Dir. Pawel Pawlikowski

Poland's Foreign Language Film submission (and now nominee) is simple in set-up, and only clocks in at 81 minutes. Yet by the time the story's last act rolls around, Pawlikowski's spare, beautifully photographed drama is already running out of steam. The story, about a novitiate nun who discovers she's of Jewish heritage, wastes no time in sending Ida (Agata Trzebuchowska) on her transformative journey. Her initial adventures with her aunt Wanda (Agata Kulesza) are restrained, yet dynamic thanks to the contrasting performances from both actresses. Kulesza, in the flashier role, does a superb job at charting Wanda's struggle to cope with her past, even as she's forced to explain it to her niece. But once Wanda exits the story, Ida loses its sense of purpose. The finale reveals the weaknesses in Pawlikowski's screenplay. Namely, Ida is written as such a blank, passive character that her eventual fate is neither convincing nor stirring. Plenty of films accomplish a lot with short run times, but Ida doesn't have enough successful subtext to justify its anemic narrative.

Grade: B-

A Girl Walks Home Alone at Night
Dir. Ana Lily Amirpour

I've saved the best for last. Ana Lily Amirpour's feature-length debut may have a few issues in its writing, but this black-and-white neo western Iranian vampire drama is a triumph of atmospheric filmmaking. Set in a decrepit Iranian ghost town (Los Angeles is a mostly convincing double for Iran), Girl tracks the budding relationship between a hijab-clad vampire (Sheila Vand), and a down-on-his-luck mechanic (Arash Marandi). Blood and gore are in short supply, but Amirpour pulls off the handful of on-screen deaths brilliantly.
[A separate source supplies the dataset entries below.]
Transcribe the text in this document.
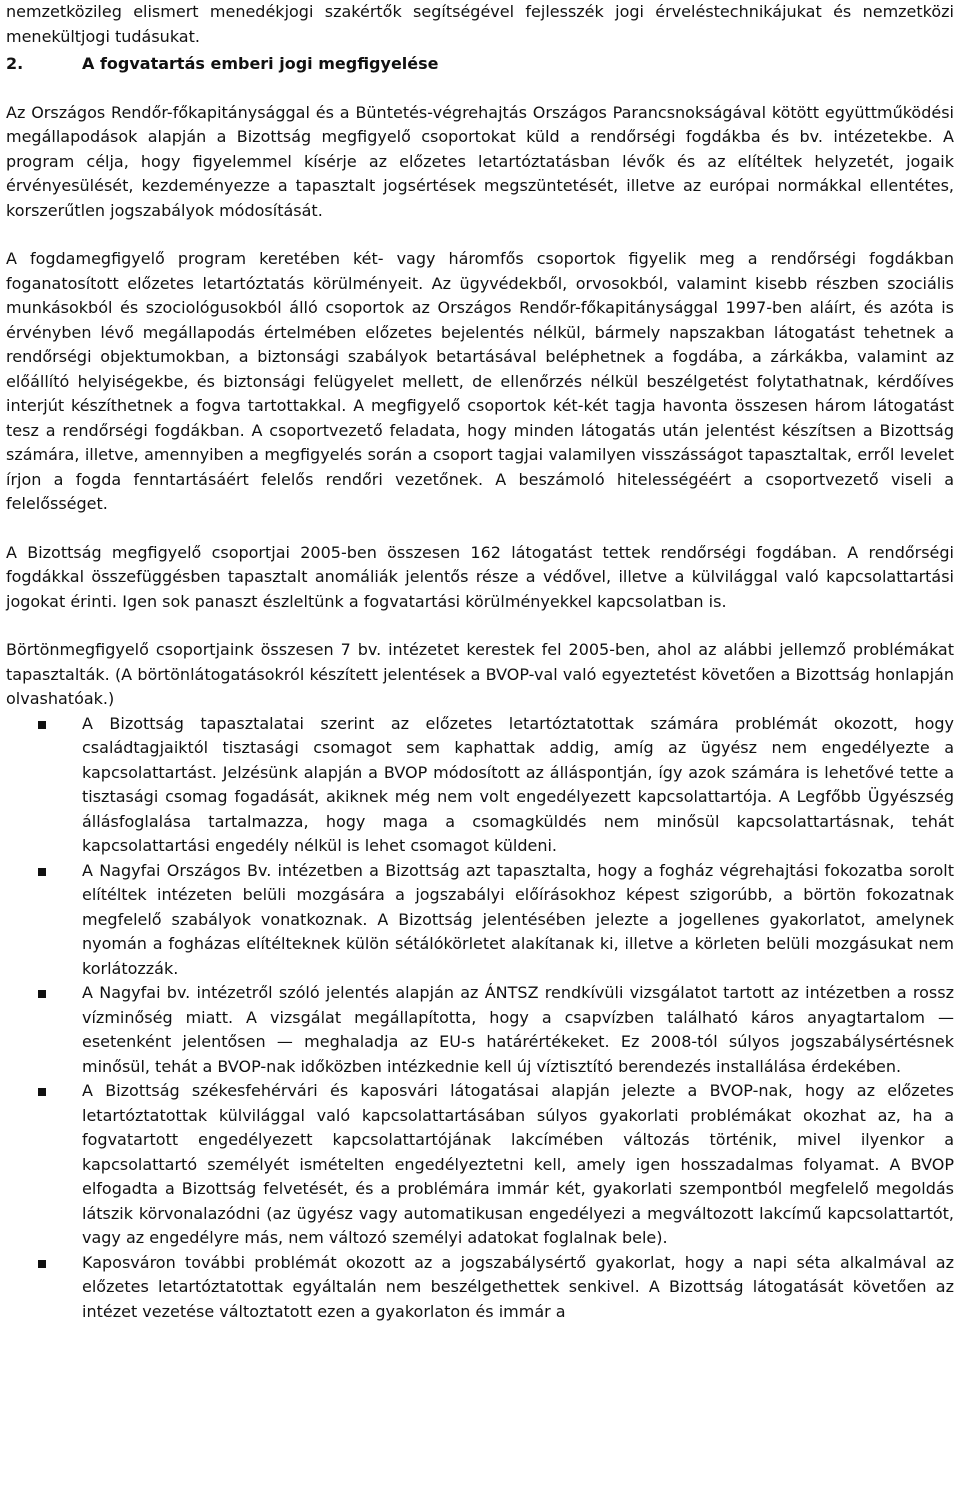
nemzetközileg elismert menedékjogi szakértők segítségével fejlesszék jogi érveléstechnikájukat és nemzetközi menekültjogi tudásukat.

2.	A fogvatartás emberi jogi megfigyelése

Az Országos Rendőr-főkapitánysággal és a Büntetés-végrehajtás Országos Parancsnokságával kötött együttműködési megállapodások alapján a Bizottság megfigyelő csoportokat küld a rendőrségi fogdákba és bv. intézetekbe. A program célja, hogy figyelemmel kísérje az előzetes letartóztatásban lévők és az elítéltek helyzetét, jogaik érvényesülését, kezdeményezze a tapasztalt jogsértések megszüntetését, illetve az európai normákkal ellentétes, korszerűtlen jogszabályok módosítását.

A fogdamegfigyelő program keretében két- vagy háromfős csoportok figyelik meg a rendőrségi fogdákban foganatosított előzetes letartóztatás körülményeit. Az ügyvédekből, orvosokból, valamint kisebb részben szociális munkásokból és szociológusokból álló csoportok az Országos Rendőr-főkapitánysággal 1997-ben aláírt, és azóta is érvényben lévő megállapodás értelmében előzetes bejelentés nélkül, bármely napszakban látogatást tehetnek a rendőrségi objektumokban, a biztonsági szabályok betartásával beléphetnek a fogdába, a zárkákba, valamint az előállító helyiségekbe, és biztonsági felügyelet mellett, de ellenőrzés nélkül beszélgetést folytathatnak, kérdőíves interjút készíthetnek a fogva tartottakkal. A megfigyelő csoportok két-két tagja havonta összesen három látogatást tesz a rendőrségi fogdákban. A csoportvezető feladata, hogy minden látogatás után jelentést készítsen a Bizottság számára, illetve, amennyiben a megfigyelés során a csoport tagjai valamilyen visszásságot tapasztaltak, erről levelet írjon a fogda fenntartásáért felelős rendőri vezetőnek. A beszámoló hitelességéért a csoportvezető viseli a felelősséget.

A Bizottság megfigyelő csoportjai 2005-ben összesen 162 látogatást tettek rendőrségi fogdában. A rendőrségi fogdákkal összefüggésben tapasztalt anomáliák jelentős része a védővel, illetve a külvilággal való kapcsolattartási jogokat érinti. Igen sok panaszt észleltünk a fogvatartási körülményekkel kapcsolatban is.

Börtönmegfigyelő csoportjaink összesen 7 bv. intézetet kerestek fel 2005-ben, ahol az alábbi jellemző problémákat tapasztalták. (A börtönlátogatásokról készített jelentések a BVOP-val való egyeztetést követően a Bizottság honlapján olvashatóak.)

A Bizottság tapasztalatai szerint az előzetes letartóztatottak számára problémát okozott, hogy családtagjaiktól tisztasági csomagot sem kaphattak addig, amíg az ügyész nem engedélyezte a kapcsolattartást. Jelzésünk alapján a BVOP módosított az álláspontján, így azok számára is lehetővé tette a tisztasági csomag fogadását, akiknek még nem volt engedélyezett kapcsolattartója. A Legfőbb Ügyészség állásfoglalása tartalmazza, hogy maga a csomagküldés nem minősül kapcsolattartásnak, tehát kapcsolattartási engedély nélkül is lehet csomagot küldeni.

A Nagyfai Országos Bv. intézetben a Bizottság azt tapasztalta, hogy a fogház végrehajtási fokozatba sorolt elítéltek intézeten belüli mozgására a jogszabályi előírásokhoz képest szigorúbb, a börtön fokozatnak megfelelő szabályok vonatkoznak. A Bizottság jelentésében jelezte a jogellenes gyakorlatot, amelynek nyomán a fogházas elítélteknek külön sétálókörletet alakítanak ki, illetve a körleten belüli mozgásukat nem korlátozzák.

A Nagyfai bv. intézetről szóló jelentés alapján az ÁNTSZ rendkívüli vizsgálatot tartott az intézetben a rossz vízminőség miatt. A vizsgálat megállapította, hogy a csapvízben található káros anyagtartalom — esetenként jelentősen — meghaladja az EU-s határértékeket. Ez 2008-tól súlyos jogszabálysértésnek minősül, tehát a BVOP-nak időközben intézkednie kell új víztisztító berendezés installálása érdekében.

A Bizottság székesfehérvári és kaposvári látogatásai alapján jelezte a BVOP-nak, hogy az előzetes letartóztatottak külvilággal való kapcsolattartásában súlyos gyakorlati problémákat okozhat az, ha a fogvatartott engedélyezett kapcsolattartójának lakcímében változás történik, mivel ilyenkor a kapcsolattartó személyét ismételten engedélyeztetni kell, amely igen hosszadalmas folyamat. A BVOP elfogadta a Bizottság felvetését, és a problémára immár két, gyakorlati szempontból megfelelő megoldás látszik körvonalazódni (az ügyész vagy automatikusan engedélyezi a megváltozott lakcímű kapcsolattartót, vagy az engedélyre más, nem változó személyi adatokat foglalnak bele).

Kaposváron további problémát okozott az a jogszabálysértő gyakorlat, hogy a napi séta alkalmával az előzetes letartóztatottak egyáltalán nem beszélgethettek senkivel. A Bizottság látogatását követően az intézet vezetése változtatott ezen a gyakorlaton és immár a
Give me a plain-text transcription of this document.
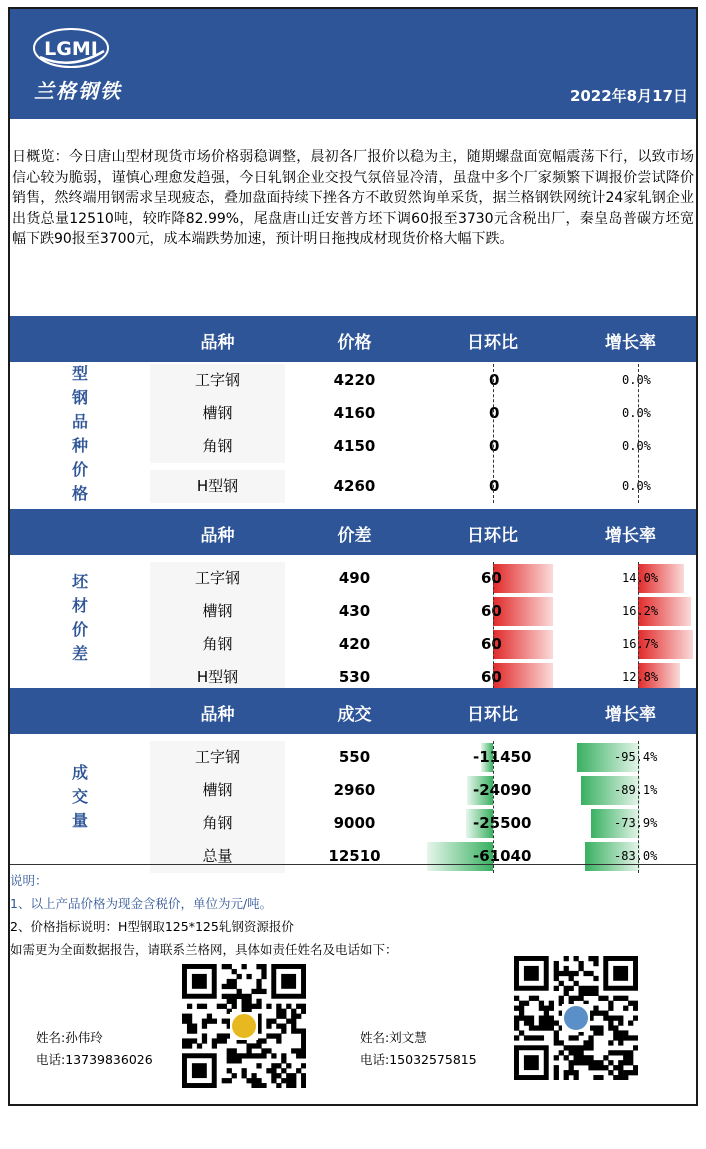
LGMI
兰格钢铁	2022年8月17日
日概览：今日唐山型材现货市场价格弱稳调整，晨初各厂报价以稳为主，随期螺盘面宽幅震荡下行，以致市场信心较为脆弱，谨慎心理愈发趋强，今日轧钢企业交投气氛倍显冷清，虽盘中多个厂家频繁下调报价尝试降价销售，然终端用钢需求呈现疲态，叠加盘面持续下挫各方不敢贸然询单采货，据兰格钢铁网统计24家轧钢企业出货总量12510吨，较昨降82.99%，尾盘唐山迁安普方坯下调60报至3730元含税出厂，秦皇岛普碳方坯宽幅下跌90报至3700元，成本端跌势加速，预计明日拖拽成材现货价格大幅下跌。
品种	价格	日环比	增长率
型
钢
品
种
价
格
工字钢	4220	0	0.0%
槽钢	4160	0	0.0%
角钢	4150	0	0.0%
H型钢	4260	0	0.0%
品种	价差	日环比	增长率
坯
材
价
差
工字钢	490	60	14.0%
槽钢	430	60	16.2%
角钢	420	60	16.7%
H型钢	530	60	12.8%
品种	成交	日环比	增长率
成
交
量
工字钢	550	-11450	-95.4%
槽钢	2960	-24090	-89.1%
角钢	9000	-25500	-73.9%
总量	12510	-61040	-83.0%
说明：
1、以上产品价格为现金含税价，单位为元/吨。
2、价格指标说明：H型钢取125*125轧钢资源报价
如需更为全面数据报告，请联系兰格网，具体如责任姓名及电话如下：
姓名:孙伟玲
电话:13739836026
姓名:刘文慧
电话:15032575815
Rather than become obsessed with piling on graphic visuals, Amirpour cranks up the atmosphere, extending the various kill sequences to the point where you almost hate to see the fangs finally appear. The story's feminist undertones (the vampire's victim's are almost exclusively predatory men) give the the narrative an extra punch. But the most thrilling part of Girl is the way Amirpour mixes and matches various tropes of westerns and vampire films to create something that feels new. Sound work and music choices are critical to creating the film's hypnotic heights, and the script's sense of humor keeps everything grounded.